Sampled the top 50 grossing drugs and removed 1 : n = 49 Searching for the brand name:

Summary I have not identified a set of parameters that keep out the drugs with 'mg' in the canonical name while also returning the max number of drugs actually in the system, and doing it without duplicates.

Fingers crossed for drug conflation!

sandrine-m commented 1 year ago

tagging here @vdancik for future follow up on this issue regarding the Ferumoxytol/feraheme use case (I retested the au tocomplete today on CI but I am still unable to query the compound)

gaurav commented 4 months ago

Update: we talked a bit about expanding the types for the chemical autocomplete at the last Relay, and our main concern is that we'll need to do some testing to make sure we don't include duplicates or crappy results. This would fix ferumoxytol, which still can't be searched for, but that's because it's a biolink:SmallMolecule: PUBCHEM.COMPOUND:6432052 "ferumoxytol" is the first result on NameLookup, but this is classified as a biolink:MolecularMixture. I think we might be able to get this done by Guppy.

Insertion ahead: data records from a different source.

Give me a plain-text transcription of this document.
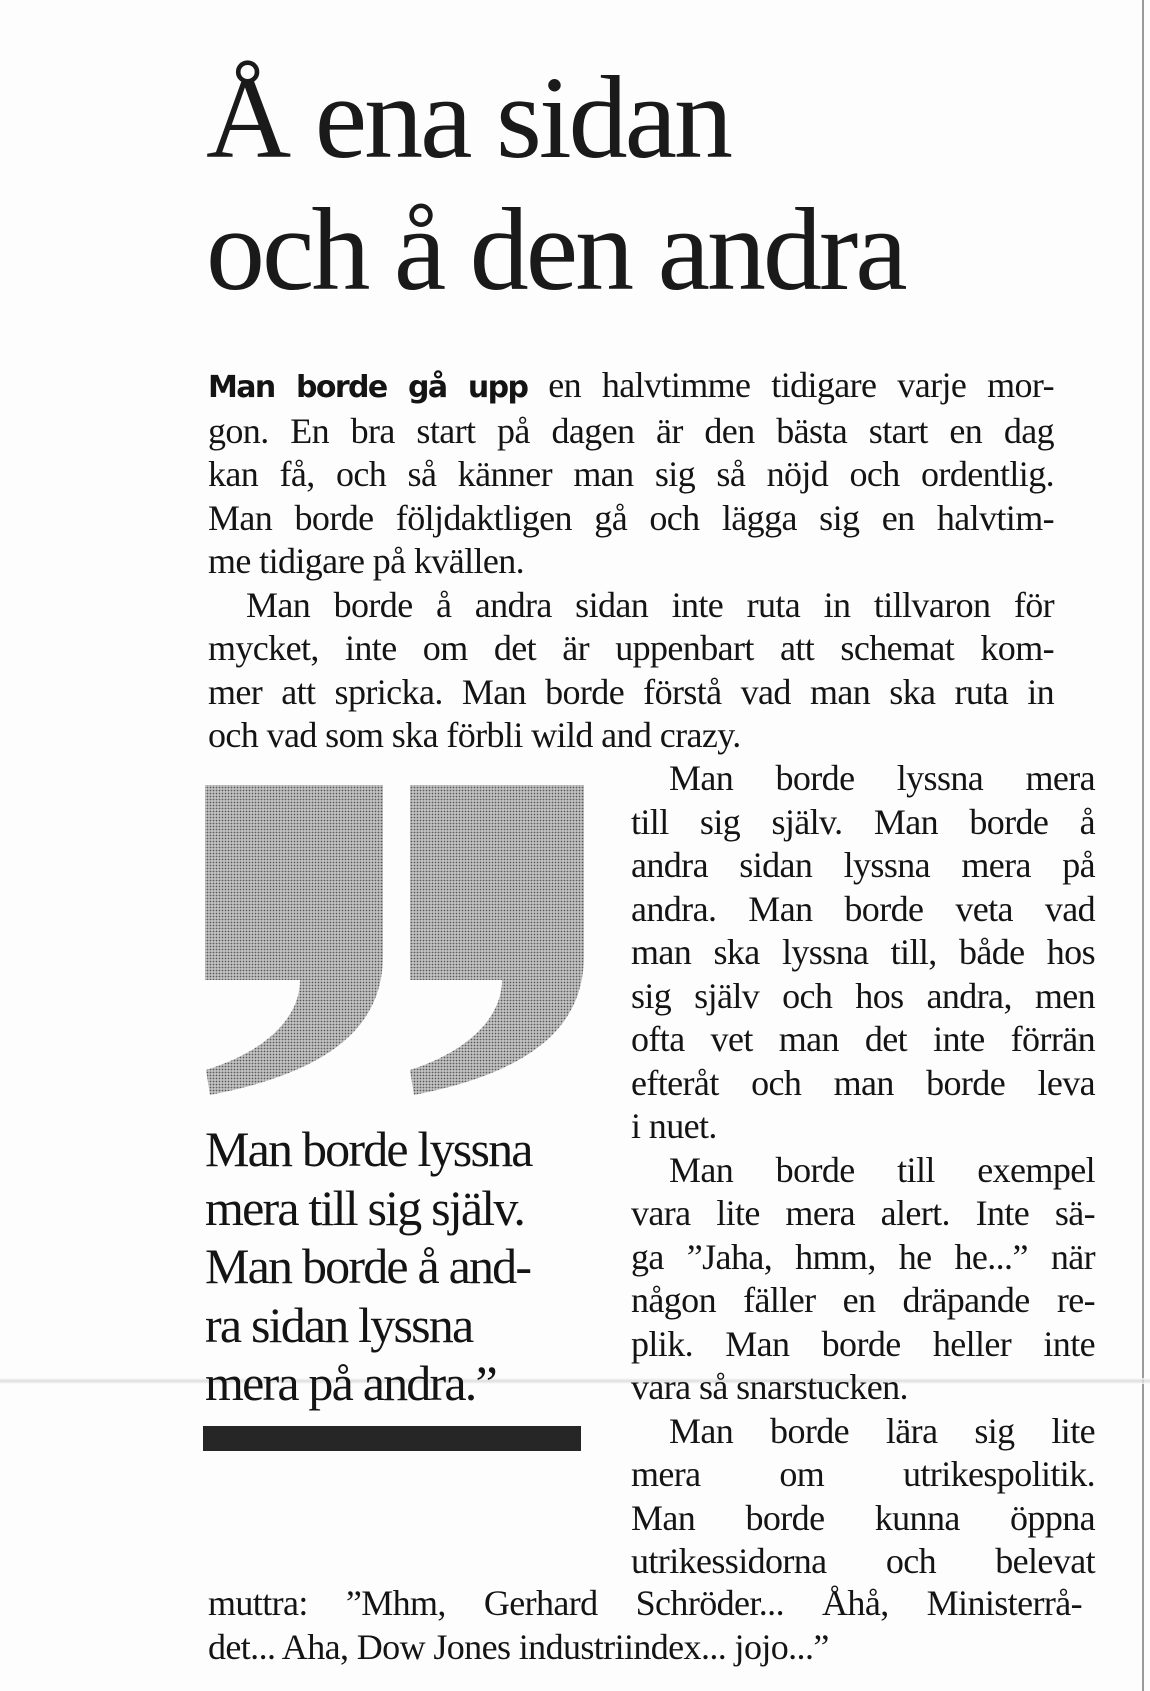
Å ena sidan
och å den andra
Man borde gå upp en halvtimme tidigare varje mor-
gon. En bra start på dagen är den bästa start en dag
kan få, och så känner man sig så nöjd och ordentlig.
Man borde följdaktligen gå och lägga sig en halvtim-
me tidigare på kvällen.
Man borde å andra sidan inte ruta in tillvaron för
mycket, inte om det är uppenbart att schemat kom-
mer att spricka. Man borde förstå vad man ska ruta in
och vad som ska förbli wild and crazy.
Man borde lyssna mera
till sig själv. Man borde å
andra sidan lyssna mera på
andra. Man borde veta vad
man ska lyssna till, både hos
sig själv och hos andra, men
ofta vet man det inte förrän
efteråt och man borde leva
i nuet.
Man borde till exempel
vara lite mera alert. Inte sä-
ga ”Jaha, hmm, he he...” när
någon fäller en dräpande re-
plik. Man borde heller inte
vara så snarstucken.
Man borde lära sig lite
mera om utrikespolitik.
Man borde kunna öppna
utrikessidorna och belevat
muttra: ”Mhm, Gerhard Schröder... Åhå, Ministerrå-
det... Aha, Dow Jones industriindex... jojo...”
Man borde lyssna
mera till sig själv.
Man borde å and-
ra sidan lyssna
mera på andra.”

We have some improvements to chemical names in the latest NameLookup (currently in Prod), but the way in which we do drug conflation prefers the drug name instead of the brand name (which is what @Genomewide found last year as well). I think that is what we want (see e.g. https://github.com/NCATSTranslator/Feedback/issues/461), but if not, there are some things we could do (in increasing order of difficulty):

  1. Use the Annotator Service to pull up the brand name of the drug.
  2. Try to identify the best brand name in the list of synonyms (possibly just by preferring DrugCentral or RXCUI labels, but more likely we'll have to dig deeper into RXCUI to find the brand name) and include that either instead of or in addition to the Drug name.
  3. Try to engineer conflations such that every drug shows up at least twice: a biolink:ChemicalEntity term that refers to the drug name (e.g. "acetaminophen") and a biolink:Drug term that refers to a brand name (e.g. "Tylenol"), then make sure that they conflate together with drug-chemical conflation turned on.

We should be able to come up with a plan for what exactly we want here by Guppy, but I'm not sure how much beyond that it will take to implement the technical solution to the problem that we come up with.

sstemann commented 2 months ago

was there a change that is included in Guppy? I can't tell what it would be, and it seems to behave the same as it ever was in CI

image

gaurav commented 2 months ago

I wasn't able to meet up with UI to come up with a plan during this sprint, but I was able to extend NameRes' type filtering so that you can now search for multiple Biolink types at once, which would allow UI to allow e.g. biolink:Drug or biolink:SmallMolecule or biolink:MolecularMixture. So we can at least play around with options for broadening this without messing up around with the cliques or anything. I'll see if I can organize a meeting with UI over the next Translator Relay to think about options for fixing this fully in Hammerhead.

sstemann commented 1 week ago

@gaurav it looks like the same behavior in Hammerhead in Test. @dnsmith124 are there changes expected from the UI to address this in the UI's Hammerhead release?

image

image

dnsmith124 commented 1 week ago

@sstemann we do not currently have plans to make any changes here for Hammerhead, though we can shift our priorities to make a change if we need to.